Taraflara arasındaki uyuşmazlık, davalı kiracının; kira sözleşmesi kapsamı dışında yer kullanıp kullanmadığı noktasında toplanmaktadır.
Dava konusu yerle ilgili düzenlenen kira sözleşmesinde somut olarak 40 adet prefabrik boş konuttan bahsedilmiş olmakla birlikte, kiralananın plaj olarak ve bahsedilen boş konutlarla birlikte iç ve dış turizme yönelik otel-motel olarak işletilmek üzere kiralanması; hususi şartlar konularak kafeterya ile eklentilerine ilişkin proje yapılıp kullanım sahasının genişletilmesi durumu değerlendirildiğinde ve yeni yapılaşma şeklinin davacının onayında ve denetiminde olduğu hususu da gözetildiğinde; davalının tahliye ettiği yerin bir bütün olarak, taraflar arasındaki sözleşme kapsamında bulunduğunun kabulü gerekmektedir. Zira, davacı; davalı kiracının taşınmazı bir bütün olarak, öncesinde var olan ve sonradan eklenen yapılarla birlikte kullanımını onaylanmış, bu kullanım şekline dayalı olarak sonraki tarihlerde kira tesbit davaları açmış bulunmaktadır. Tahliye hükmüne esas alınan bilirkişi raporunda; davalının kullandığı yerin miktarının 27328 m2 olduğu tesbit edilmiştir. Ecrimisile ilişkin bu davada alınan bilirkişi raporunda da; davalının kullandığı toplam alanın 26350 m2 olarak tesbit edildiğinin anlaşılmış olmasına göre; davacının, kira sözleşmesinin dışında davalının yer kullandığı iddiasını; TMK’nun 2.maddesinde ifadesini bulan iyiniyet kurallarıyla bağdaştırmak mümkün görülmemiştir.

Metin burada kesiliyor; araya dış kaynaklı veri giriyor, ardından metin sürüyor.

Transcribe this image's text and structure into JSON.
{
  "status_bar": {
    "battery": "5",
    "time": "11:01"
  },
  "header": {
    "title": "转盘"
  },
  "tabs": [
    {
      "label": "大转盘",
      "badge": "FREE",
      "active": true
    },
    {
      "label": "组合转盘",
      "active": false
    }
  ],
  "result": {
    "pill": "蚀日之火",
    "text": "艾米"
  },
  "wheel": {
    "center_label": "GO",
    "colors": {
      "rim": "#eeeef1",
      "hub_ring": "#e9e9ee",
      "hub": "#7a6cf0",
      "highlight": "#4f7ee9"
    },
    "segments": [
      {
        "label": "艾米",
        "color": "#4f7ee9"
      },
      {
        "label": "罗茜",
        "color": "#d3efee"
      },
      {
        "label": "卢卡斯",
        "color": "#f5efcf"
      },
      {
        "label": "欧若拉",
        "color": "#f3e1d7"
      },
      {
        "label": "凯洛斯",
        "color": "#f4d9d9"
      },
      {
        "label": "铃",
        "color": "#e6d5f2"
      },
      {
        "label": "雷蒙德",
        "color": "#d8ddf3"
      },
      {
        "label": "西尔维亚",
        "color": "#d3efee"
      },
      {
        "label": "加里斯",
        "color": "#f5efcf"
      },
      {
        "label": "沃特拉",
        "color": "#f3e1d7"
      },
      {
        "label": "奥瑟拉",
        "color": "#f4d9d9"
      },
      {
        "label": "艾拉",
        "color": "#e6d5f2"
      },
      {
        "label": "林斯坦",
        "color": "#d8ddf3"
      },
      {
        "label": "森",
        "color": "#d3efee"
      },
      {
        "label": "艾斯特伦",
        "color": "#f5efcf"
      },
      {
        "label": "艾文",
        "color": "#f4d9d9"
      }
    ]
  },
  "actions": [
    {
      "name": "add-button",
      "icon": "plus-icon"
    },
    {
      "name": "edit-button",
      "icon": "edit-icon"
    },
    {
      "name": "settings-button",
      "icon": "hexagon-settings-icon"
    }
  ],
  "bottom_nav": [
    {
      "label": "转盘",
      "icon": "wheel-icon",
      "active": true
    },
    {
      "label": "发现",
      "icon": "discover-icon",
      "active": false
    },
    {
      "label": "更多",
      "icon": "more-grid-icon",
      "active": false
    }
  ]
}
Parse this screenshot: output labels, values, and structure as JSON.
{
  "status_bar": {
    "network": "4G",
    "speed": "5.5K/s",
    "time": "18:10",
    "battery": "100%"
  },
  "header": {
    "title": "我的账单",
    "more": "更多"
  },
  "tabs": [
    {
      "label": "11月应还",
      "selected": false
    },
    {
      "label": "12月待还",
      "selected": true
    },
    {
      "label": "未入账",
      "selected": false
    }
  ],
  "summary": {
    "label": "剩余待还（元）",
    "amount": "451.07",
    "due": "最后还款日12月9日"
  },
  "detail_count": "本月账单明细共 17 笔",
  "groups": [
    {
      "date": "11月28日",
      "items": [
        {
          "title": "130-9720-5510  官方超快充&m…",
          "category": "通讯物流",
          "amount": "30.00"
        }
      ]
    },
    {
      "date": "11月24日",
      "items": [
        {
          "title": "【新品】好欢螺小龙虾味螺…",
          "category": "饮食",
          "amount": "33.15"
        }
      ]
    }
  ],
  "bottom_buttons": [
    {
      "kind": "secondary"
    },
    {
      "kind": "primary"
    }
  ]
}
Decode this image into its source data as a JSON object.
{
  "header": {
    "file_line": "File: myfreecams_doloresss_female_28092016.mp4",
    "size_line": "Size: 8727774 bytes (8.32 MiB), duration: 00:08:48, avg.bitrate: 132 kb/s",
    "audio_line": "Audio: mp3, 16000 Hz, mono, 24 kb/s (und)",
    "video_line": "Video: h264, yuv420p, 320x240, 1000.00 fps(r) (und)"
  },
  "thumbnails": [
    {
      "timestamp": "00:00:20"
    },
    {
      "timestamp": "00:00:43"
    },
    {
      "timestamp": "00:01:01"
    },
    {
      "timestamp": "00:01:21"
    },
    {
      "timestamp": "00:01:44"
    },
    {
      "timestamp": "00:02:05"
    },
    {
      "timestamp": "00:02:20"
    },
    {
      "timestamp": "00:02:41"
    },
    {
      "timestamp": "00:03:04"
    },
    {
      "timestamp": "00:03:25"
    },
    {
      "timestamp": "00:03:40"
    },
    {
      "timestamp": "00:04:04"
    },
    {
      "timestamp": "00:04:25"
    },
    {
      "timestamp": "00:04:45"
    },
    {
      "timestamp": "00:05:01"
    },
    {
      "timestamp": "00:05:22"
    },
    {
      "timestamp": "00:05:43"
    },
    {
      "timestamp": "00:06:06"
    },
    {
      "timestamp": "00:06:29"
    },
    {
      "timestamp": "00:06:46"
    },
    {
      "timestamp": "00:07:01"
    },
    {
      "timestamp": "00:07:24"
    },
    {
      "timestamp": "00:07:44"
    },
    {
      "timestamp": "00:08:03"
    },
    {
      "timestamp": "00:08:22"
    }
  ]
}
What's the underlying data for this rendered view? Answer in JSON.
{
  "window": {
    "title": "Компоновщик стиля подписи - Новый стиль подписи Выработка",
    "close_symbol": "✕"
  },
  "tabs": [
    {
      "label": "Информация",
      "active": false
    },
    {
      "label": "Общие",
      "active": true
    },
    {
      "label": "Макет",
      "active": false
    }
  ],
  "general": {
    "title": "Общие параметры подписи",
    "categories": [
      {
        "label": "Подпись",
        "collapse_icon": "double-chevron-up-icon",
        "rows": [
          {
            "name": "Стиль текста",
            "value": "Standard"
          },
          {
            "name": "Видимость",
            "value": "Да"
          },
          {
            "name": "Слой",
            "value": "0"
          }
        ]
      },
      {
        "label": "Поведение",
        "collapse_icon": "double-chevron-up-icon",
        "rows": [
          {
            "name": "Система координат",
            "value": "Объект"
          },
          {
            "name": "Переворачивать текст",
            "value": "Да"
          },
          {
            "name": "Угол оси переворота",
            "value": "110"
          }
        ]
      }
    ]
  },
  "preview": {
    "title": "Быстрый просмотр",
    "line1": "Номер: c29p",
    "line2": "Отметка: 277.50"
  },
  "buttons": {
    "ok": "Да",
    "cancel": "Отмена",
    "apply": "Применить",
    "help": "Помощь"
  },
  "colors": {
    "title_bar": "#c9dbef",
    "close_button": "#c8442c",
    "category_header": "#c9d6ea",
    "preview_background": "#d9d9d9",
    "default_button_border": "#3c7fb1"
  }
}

O halde, mahkemece; tüm delillerin değerlendirilmesi sonucu, davalının kiralama amacına uygun olarak kullandığı alanın; taraflar arasında yapılan kira sözleşmesi ve hukuki şartlar kısmındaki hükümler kapsamında bulunduğu kabul edilerek; ecrimisil talebinin reddine karar verilmesi gerekirken, yanılgılı değerlendirme sonucu yazılı şekilde davanın kabulüne ilişkin hüküm kurulmuş olması doğru görülmemiş, bozmayı gerektirmiştir.
Bu itibarla yukarıda açıklanan esaslar gözönünde tutulmaksızın yazılı şekilde hüküm tesisi isabetsiz, temyiz itirazları bu nedenlerle yerinde olduğundan kabulü ile hükmün HUMK.nun 428. maddesi gereğince BOZULMASINA ve Yargıtay duruşmasında vekille temsil edilen davalı taraf için duruşma tarihinde yürürlükte bulunan Avukatlık Asgari Ücret Tarifesi hükümlerine göre takdir edilen 750 TL vekalet ücretinin davacıdan alınıp davalı tarafa verilmesine,
peşin alınan temyiz harcının istek halinde temyiz edene iadesine, 25.5.2010 tarihinde oybirliğiyle karar verildi.